Thursday, August 13, 2009

MRI was a bust. 4 valium still didnt stop shaking.  hafta come back while the Dr is there for total knockout. Im told them that , they didnt believe me.  Oh well I did learn to stay on top of my meds or I will be having a bad day!  Laid in bed til I decided  not to have a pitty party and get up and do something.  Went to lunch at Mac Grill cause I hadnt eaten much lately.  Lotsa meds make for a great weight loss plan. Should have done this instead of Jenny Craig. This is faster.  Averaging a pound a day.  Saw my crazy boys today and learned all the Monster trucks. they are growing so fast.  They wont be that interested in Nana that much longer.Off with school and friends...  birthday parties. Sports, they get so busy.    Im reading a book thats depressing me about Dystonia. Kipp says I have to work at the depression part taking over. I think thats why they gave me Prozac.  But I have to know whats ahead. I cant sit and wonder.  Kipp is having lunch with the head of Neurosurgery at ORMC tomorrow. he wants to create a team of experts. he's so funny.
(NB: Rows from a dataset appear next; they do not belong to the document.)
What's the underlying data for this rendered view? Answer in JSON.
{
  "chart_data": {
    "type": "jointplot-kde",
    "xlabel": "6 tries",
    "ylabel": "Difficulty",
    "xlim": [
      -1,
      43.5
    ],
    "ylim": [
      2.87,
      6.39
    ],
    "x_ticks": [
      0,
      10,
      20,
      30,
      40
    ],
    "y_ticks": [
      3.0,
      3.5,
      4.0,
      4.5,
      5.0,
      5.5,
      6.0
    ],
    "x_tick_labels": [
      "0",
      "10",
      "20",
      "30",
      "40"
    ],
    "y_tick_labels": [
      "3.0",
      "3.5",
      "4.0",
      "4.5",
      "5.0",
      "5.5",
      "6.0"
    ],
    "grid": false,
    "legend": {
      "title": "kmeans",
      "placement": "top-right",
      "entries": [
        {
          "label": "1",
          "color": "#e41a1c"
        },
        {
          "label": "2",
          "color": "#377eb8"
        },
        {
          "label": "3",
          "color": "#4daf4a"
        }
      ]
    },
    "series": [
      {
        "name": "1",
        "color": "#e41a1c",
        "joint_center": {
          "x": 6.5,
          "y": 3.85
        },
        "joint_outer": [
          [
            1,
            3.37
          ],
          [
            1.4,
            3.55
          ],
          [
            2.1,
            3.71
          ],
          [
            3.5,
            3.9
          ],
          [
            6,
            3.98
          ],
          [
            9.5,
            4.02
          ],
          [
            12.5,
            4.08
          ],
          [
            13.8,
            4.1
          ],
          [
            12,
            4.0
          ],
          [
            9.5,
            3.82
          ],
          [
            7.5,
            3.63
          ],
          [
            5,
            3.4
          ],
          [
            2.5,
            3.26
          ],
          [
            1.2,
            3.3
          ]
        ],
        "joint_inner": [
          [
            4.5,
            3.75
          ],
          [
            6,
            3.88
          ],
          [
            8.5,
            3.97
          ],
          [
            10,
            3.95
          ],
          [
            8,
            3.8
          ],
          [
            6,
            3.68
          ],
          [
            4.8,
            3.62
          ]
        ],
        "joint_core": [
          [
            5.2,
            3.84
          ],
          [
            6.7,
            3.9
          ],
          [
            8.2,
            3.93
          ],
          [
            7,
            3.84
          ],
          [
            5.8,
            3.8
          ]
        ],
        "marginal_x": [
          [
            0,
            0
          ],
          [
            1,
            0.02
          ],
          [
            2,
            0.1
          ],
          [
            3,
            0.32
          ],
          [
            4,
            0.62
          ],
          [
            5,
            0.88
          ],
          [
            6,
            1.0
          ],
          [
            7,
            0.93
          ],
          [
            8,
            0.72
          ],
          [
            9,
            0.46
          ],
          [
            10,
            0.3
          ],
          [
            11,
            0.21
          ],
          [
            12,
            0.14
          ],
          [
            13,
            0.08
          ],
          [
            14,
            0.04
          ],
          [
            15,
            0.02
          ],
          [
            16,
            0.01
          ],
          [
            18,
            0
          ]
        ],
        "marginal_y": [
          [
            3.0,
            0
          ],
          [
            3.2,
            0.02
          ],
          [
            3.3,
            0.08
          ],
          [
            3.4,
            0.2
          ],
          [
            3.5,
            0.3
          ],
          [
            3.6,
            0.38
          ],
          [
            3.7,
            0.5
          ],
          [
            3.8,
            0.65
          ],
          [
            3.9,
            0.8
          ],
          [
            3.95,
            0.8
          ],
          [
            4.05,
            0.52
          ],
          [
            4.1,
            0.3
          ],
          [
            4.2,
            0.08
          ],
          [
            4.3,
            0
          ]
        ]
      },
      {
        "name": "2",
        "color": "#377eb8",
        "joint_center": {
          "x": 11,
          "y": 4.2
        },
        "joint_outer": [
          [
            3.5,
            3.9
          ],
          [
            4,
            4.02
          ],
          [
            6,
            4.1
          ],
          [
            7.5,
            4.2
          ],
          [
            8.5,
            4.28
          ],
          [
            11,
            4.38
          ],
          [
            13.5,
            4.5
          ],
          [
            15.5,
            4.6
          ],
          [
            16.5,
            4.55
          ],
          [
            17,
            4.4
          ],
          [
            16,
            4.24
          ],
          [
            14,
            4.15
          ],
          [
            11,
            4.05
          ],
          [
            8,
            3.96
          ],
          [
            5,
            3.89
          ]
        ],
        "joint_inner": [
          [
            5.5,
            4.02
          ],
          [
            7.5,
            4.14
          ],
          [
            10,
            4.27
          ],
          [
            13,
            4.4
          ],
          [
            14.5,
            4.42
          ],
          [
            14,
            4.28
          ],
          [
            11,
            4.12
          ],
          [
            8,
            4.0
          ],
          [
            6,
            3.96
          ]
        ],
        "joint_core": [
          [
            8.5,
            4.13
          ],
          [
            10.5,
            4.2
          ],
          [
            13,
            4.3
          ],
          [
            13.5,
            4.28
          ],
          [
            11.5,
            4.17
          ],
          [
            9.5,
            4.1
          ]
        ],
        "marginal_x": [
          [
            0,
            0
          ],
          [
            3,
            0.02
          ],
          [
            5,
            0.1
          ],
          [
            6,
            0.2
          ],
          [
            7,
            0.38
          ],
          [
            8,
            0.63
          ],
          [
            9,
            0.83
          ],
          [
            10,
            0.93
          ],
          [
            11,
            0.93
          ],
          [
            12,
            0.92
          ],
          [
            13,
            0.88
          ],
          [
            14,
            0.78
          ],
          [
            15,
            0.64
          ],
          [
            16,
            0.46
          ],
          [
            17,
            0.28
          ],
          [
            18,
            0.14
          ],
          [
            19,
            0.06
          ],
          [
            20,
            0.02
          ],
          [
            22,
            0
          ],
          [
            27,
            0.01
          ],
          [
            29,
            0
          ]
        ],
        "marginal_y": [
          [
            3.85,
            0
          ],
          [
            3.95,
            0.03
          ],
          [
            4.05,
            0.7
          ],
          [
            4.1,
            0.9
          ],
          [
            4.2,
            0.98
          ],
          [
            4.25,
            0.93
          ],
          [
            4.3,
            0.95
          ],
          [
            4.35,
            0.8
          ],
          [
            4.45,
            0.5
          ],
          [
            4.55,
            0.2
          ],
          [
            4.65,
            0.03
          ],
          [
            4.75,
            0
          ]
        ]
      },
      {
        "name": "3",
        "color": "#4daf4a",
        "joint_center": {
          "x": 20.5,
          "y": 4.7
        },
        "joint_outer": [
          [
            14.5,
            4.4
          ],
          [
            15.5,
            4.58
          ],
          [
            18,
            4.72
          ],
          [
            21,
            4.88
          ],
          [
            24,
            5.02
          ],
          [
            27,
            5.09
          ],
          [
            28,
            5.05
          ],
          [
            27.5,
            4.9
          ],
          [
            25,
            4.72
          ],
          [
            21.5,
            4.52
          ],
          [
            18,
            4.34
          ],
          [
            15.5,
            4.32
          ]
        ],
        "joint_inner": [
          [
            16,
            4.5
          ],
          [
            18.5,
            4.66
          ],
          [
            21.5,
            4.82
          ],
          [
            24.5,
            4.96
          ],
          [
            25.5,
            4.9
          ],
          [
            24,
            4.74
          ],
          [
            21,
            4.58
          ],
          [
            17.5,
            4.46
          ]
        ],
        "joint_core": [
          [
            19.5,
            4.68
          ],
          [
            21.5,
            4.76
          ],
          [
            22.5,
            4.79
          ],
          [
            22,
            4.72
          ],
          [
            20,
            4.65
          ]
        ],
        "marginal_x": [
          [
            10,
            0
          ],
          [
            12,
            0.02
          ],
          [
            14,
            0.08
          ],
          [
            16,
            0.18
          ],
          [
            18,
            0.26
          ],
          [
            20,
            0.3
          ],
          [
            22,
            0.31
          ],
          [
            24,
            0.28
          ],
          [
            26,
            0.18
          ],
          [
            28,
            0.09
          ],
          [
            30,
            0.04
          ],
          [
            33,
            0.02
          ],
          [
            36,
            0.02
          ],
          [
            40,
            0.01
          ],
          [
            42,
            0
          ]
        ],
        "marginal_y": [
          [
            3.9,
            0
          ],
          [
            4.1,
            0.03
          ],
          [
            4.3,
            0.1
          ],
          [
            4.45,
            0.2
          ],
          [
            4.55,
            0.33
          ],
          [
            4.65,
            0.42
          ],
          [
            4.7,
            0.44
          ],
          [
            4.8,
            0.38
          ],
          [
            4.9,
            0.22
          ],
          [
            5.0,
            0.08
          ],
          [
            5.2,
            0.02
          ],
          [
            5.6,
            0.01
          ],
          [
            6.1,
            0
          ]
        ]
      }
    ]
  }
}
Mr take charge. Thats what men are good at.  I dont think he can accept the fact there's no cure. But it nice to have some one on the case when I get sick of hearing and dealing with it.  I found out 3 days before my 55th bday. Happy Birthday to me!  But I have been dealing with neck pain for 5 years so it was already there.  Surprise!  what is Dystonia? I never heard of it!  I get the craziest opinions on where I got it.  My  neck pillow...physical therapy , something I take like my thyroid meds.  etc. everyone's any expert except the Dr. who blew me off when I brought it up.  I googled and there it was!  so I found a Neuro and he  knew!  finally  Im not Crazy!!! I have to fight the feelings that my life is over . My life as I knew it is... Meanwhile life goes on.  I look at everyone now, going about their lives.   i just hope no one is looking at me!